The main focus for new freelancers is finding work and filling up a client roster. An area that may get less attention is business systems such as your client on-boarding and bookkeeping processes. These systems are just as important as marketing strategies because it’s how you serve your client and then physically bring in money.
Here are four early invoicing mistakes I made that you should avoid:
Mistake #1: Using Archaic Bookkeeping Methods to Save a Buck
I started out very scrappy and invested minimally in my business to save money. I created invoices in a Word document and did bookkeeping with a spreadsheet. It’s pretty embarrassing now to think about it.
This method was free, but it was also the pits. A non-professional invoicing system makes you look like an amateur. Basic tasks like keeping up with invoice numbers is a struggle. And filing taxes at the end of the year is a complete nightmare.
Trust me, the hassle of dealing with bookkeeping this way is not worth the few dollars you’ll save per month. Do yourself a favor and sign up for an invoice processing system that will take care of sending invoices and tracking payments. You’ll thank me later.
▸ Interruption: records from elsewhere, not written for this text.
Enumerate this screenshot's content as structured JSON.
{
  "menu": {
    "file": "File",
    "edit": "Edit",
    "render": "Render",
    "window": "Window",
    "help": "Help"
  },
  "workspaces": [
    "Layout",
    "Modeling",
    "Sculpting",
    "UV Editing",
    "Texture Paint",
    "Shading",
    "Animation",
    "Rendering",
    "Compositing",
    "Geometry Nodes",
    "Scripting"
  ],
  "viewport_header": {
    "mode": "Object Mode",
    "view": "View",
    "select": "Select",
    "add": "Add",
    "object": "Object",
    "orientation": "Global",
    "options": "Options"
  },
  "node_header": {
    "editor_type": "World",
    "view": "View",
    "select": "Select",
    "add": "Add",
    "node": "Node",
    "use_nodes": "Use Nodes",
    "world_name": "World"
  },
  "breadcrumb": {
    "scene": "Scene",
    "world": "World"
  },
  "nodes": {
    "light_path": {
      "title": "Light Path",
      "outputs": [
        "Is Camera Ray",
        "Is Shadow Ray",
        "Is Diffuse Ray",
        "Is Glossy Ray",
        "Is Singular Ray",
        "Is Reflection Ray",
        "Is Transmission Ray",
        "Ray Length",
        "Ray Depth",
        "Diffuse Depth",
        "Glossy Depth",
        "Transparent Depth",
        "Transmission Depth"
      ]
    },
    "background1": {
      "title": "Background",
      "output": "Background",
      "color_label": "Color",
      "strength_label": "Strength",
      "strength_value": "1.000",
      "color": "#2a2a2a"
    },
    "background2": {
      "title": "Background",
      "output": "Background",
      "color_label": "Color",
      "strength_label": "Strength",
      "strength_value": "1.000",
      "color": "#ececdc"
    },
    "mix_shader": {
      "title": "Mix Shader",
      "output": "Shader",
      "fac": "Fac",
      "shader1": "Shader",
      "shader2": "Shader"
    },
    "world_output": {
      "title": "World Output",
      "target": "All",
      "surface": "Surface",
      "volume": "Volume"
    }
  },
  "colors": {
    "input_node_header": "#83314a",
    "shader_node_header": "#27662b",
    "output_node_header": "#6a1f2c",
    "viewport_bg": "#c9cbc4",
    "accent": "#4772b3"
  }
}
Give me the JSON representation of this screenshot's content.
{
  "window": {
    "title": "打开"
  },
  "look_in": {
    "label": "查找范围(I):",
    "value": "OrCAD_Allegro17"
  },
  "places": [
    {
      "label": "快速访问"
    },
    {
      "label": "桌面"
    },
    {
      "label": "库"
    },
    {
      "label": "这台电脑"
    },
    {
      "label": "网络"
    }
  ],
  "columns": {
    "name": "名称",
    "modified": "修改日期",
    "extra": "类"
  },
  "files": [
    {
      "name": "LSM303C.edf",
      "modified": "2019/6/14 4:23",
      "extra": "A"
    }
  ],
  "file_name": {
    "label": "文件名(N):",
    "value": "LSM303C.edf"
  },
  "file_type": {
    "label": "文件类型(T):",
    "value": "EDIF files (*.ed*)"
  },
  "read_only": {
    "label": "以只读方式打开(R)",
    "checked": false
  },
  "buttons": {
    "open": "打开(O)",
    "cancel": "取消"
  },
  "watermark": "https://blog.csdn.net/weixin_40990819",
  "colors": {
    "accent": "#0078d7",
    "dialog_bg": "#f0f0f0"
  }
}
Mistake #2: Setting Invoice Payment Terms at Net 30
As a newbie business owner, I didn’t know that I had the freedom to set my own payment terms and figured Net 30 was standard practice. Giving clients 30 days to pay me was a huge mistake. A freelance business has minimal overhead, but getting paid once a month from clients is terrible for cash flow.
I ditched the Net 30 payment terms after feeling a financial pinch and made payments due upon receipt. To take this one step further, I began invoicing for recurring projects twice a month on the 15th and 30th. This was a major relief for my bank account.
Mistake #3: Being Scared to Follow Up on Unpaid Invoices
Even after changing my payment terms, I was nervous at first to follow up with clients whenever invoices were taking a while to get paid. I didn’t want to disturb clients or come off as an annoying contractor for fear that they would break up with me because of it.
The problem with this is that clients continue to do what you let them get away with. If you’re lenient with payments, they will continue to push boundaries. No one benefits in this relationship.
You performed a service, and you deserve to be paid. If a client is mean or passive aggressive when you ask for money or avoids paying you without a valid reason (i.e., requesting edits), then they aren’t someone you want to be working with anyway.
Mistake #4: Not Sending the Invoice to the Right Person
Often the person you turn in deliverables to is not the same person who pays the bills. Find out who needs to get your invoices (usually the accounting department, office manager, or virtual assistant) so they can make prompt payments.
New freelancers spend most of their time finding work. I get it; I’ve been there.
However, getting your hands on the money is just as important as finding new projects. Take some time to develop a sound invoicing system so you can get paid properly for your time.